Michaelis aprovechó la circunstancia para evitar activamente todo contacto con otras personas, cuya presencia había empezado a experimentar como algo intolerable para su sensibilidad. Pidió que le dejaran la comida ante la puerta de su apartamento, donde, a menudo, Antonia volvía a encontrarla horas después, intacta. Pasaba del sueño al despertar en transiciones cada vez más fáciles que antes, y con mayor frecuencia durante el día. No tardó en resultarle difícil separar estos dos estados de la conciencia con su habitual convicción anterior.
Comenzó así a vivir en un estado intermedio, en el que se encontraba mirando por las ventanas durante horas o, con mucha mayor frecuencia, apoyado contra la jamba de la puerta del estudio, al tiempo que su sala de trabajo se hacía diminuta ante sus ojos, con excepción del retrato, que parecía inmenso y cuyas terribles profundidades alimentaban extraños presentimientos.
Empezó a escuchar sonidos suaves que parecían provenir del interior del lienzo: sonidos como los que, en un principio, le parecieron los de la inundación, como si algún líquido de una gran gravedad hubiera cobrado de pronto vida a una gran distancia; el movimiento causaba una ligera pero clara impresión de charca oscura y viscosa cuyas aguas rompieran con insistente monotonía contra el borde del lienzo.
Aparecieron fantasías inexplicables, ya fuera estando despierto o dormido, en las que surgía una criatura pequeña y deformada —tan negra como la negrura de la capa—, que se ocultaba dentro del pigmento y que se quejaba suavemente, solicitando que se le satisficiera una necesidad terrible por lo imposible de cumplir.
Una vez escuchada, el delicado chapoteo del agua cesó por completo. Pero el quejido continuó, a veces durante horas; en ocasiones era apenas audible, pero otras veces era tan fuerte que él apenas si podía pensar. Y tampoco podía escapar. Descubrió que era incapaz de ir más allá de un radio invisible, pero bien definido, alrededor del lienzo, sin experimentar al hacerlo un pánico inespecífico, pero que no por ello dejaba de apoderarse de él más plenamente, así como un dolor físico concretado en forma de migrañas. A veces, se imaginaba que el quejido estaba tan cerca de él que parecía proceder de sus propias venas y arterias. No se atrevía a cortarse por temor a que su sangre no fuera de color rojo, sino también de un ébano absoluto.

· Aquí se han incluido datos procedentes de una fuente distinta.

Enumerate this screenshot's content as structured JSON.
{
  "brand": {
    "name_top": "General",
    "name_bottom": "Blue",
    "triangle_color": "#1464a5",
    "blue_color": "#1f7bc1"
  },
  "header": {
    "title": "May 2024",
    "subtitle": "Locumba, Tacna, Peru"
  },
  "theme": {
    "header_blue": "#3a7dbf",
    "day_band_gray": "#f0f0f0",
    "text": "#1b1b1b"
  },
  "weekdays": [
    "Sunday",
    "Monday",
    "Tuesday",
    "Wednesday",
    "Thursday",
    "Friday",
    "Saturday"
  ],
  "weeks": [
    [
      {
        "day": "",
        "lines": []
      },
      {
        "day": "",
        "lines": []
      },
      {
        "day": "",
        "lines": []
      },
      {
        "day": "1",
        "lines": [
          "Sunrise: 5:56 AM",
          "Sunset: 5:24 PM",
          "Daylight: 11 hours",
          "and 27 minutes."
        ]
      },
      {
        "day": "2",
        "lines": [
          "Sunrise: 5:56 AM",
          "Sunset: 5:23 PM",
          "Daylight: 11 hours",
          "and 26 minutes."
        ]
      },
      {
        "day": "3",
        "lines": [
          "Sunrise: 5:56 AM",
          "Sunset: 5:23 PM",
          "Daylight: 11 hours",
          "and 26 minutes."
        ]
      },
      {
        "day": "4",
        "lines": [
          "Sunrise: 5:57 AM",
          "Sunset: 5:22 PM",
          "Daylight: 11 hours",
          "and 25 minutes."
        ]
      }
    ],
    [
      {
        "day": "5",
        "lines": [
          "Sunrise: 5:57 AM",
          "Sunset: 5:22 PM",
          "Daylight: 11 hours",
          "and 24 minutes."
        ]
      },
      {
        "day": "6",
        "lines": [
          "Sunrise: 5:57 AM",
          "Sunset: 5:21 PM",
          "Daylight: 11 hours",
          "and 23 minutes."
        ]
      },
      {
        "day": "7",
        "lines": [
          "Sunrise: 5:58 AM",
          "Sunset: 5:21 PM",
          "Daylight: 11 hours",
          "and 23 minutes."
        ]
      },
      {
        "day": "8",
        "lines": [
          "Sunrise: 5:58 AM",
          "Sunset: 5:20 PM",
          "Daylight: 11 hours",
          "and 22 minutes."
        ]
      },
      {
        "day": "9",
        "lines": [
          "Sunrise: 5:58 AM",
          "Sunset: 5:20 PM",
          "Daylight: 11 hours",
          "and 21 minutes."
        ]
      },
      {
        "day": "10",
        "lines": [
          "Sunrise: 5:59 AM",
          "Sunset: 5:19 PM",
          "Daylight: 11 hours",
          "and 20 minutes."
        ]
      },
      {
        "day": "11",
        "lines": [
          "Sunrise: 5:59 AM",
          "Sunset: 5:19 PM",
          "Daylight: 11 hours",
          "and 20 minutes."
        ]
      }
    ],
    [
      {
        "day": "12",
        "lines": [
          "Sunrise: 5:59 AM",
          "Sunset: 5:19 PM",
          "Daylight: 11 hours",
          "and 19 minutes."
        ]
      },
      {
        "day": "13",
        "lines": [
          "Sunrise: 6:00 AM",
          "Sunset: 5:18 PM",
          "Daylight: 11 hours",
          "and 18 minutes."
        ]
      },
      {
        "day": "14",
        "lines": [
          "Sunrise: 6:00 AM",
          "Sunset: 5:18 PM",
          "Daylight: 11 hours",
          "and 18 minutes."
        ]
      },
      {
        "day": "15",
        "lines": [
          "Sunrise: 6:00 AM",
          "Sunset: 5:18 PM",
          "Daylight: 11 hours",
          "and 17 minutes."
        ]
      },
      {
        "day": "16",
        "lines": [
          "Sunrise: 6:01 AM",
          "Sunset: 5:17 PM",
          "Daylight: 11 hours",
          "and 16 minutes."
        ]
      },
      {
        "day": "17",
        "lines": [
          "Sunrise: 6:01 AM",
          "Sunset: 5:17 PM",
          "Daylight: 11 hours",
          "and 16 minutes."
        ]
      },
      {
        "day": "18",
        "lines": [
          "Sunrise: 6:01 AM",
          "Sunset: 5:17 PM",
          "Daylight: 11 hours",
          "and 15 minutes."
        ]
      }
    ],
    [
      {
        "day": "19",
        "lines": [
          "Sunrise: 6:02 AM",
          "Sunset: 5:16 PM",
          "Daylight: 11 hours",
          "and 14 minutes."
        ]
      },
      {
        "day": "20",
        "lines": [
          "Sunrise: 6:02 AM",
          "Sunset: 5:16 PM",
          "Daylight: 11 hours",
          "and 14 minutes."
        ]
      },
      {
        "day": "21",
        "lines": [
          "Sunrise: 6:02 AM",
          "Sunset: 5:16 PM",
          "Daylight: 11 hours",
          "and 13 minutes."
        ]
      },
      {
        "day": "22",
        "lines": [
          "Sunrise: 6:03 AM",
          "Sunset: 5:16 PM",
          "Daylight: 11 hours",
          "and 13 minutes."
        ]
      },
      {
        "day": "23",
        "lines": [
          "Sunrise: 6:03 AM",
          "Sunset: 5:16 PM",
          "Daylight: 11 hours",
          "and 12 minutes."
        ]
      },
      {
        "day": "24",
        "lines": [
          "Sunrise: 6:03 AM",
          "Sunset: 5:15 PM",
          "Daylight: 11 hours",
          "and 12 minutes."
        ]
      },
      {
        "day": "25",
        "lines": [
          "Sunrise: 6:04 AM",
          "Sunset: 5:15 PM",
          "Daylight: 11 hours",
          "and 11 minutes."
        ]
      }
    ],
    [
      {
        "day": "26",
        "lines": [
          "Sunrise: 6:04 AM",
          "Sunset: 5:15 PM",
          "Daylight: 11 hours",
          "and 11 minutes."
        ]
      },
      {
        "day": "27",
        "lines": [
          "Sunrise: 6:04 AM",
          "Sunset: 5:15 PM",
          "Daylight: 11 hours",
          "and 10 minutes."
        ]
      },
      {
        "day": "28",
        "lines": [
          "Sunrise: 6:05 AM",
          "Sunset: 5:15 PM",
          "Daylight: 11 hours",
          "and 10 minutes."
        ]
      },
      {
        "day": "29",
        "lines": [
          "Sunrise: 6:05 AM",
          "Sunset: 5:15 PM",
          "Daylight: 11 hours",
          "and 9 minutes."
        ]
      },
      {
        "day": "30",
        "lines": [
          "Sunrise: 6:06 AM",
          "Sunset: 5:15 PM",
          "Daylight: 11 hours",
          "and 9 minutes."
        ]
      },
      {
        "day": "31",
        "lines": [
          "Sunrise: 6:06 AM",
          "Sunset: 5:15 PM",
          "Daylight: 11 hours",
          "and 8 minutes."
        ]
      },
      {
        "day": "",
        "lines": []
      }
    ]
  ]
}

El quejido infantil se aproximaba a la puerta de su dormitorio. Aunque dormía y soñaba, el quejido seguía avanzando por todas las dimensiones y detalles de su dormitorio, negro y pequeño, casi viscoso, avanzando con lentitud hacia el borde de su cama. ¡Era algo terrible! Se revolvió en la cama, pero no pudo despertarse. Aquella cosa llegó hasta la cama y lenta, viscosamente, se subió a ella, introduciéndose entre las sábanas, al tiempo que el quejido se transformaba en un suave jadeo que parecía una respiración hacia adentro. Incapaz de despertarse o apartarse, se acurrucó aún más, temeroso de su aproximación, retorciendo su cuerpo como un niño para evitarlo. Ahora, el sonido enloquecedor estaba en su propio oído, y la criatura procedente del interior del lienzo se extendía lentamente a su lado, con su forma viscosa ejerciendo una presión cada vez mayor sobre su espalda, sus piernas, su nuca, como si se tratara de un niño helado de frío que se aproximara tímidamente a un cuerpo extraño en busca del calor, haciéndole temblar, después tiritar, y finalmente estremecerse tan intensamente con la sensación de una negrura viva, de una nada que absorbía de él el calor, el color y la vida, que terminó por despertarse con un sobresalto, saltó de la cama y abandonó precipitadamente el dormitorio.
En el armario del comedor encontró una botella de coñac y bebió una copa para calentarse y serenarse. El alcohol, encerrado en la botella desde hacía medio siglo, ayudó a disipar las palpitaciones causadas por la terrible pesadilla, y él se envolvió en su batín y, ya más conscientemente, bebió otra copa de coñac hasta que sus manos dejaron de temblar alrededor de la copa, y su respiración ya no pareció helar el borde del cristal. Sin embargo, no se atrevió a dormirse de nuevo, y pasó las restantes horas hasta el amanecer acurrucado en una silla del comedor, mirando alternativamente hacia la puerta del estudio que estaba medio abierta, y hacia la ventana, en espera de los primeros rayos del sol.
La pesadilla tuvo la virtud de hacerle salir del letargo de la semana anterior. Se bañó y se vistió rápidamente y antes de que acudiera Antonia bajó a la planta baja, por primera vez desde la llegada del pigmento, y pidió que le sirviera el desayuno en la mesa común que ella preparaba diariamente para su familia y otros pensionistas.
Tras una ausencia tan larga y completa, todos se mostraron contentos de volver a ver a Michaelis entre ellos, y le felicitaron por su recuperación, evidenciada por el prodigioso apetito que mostraba.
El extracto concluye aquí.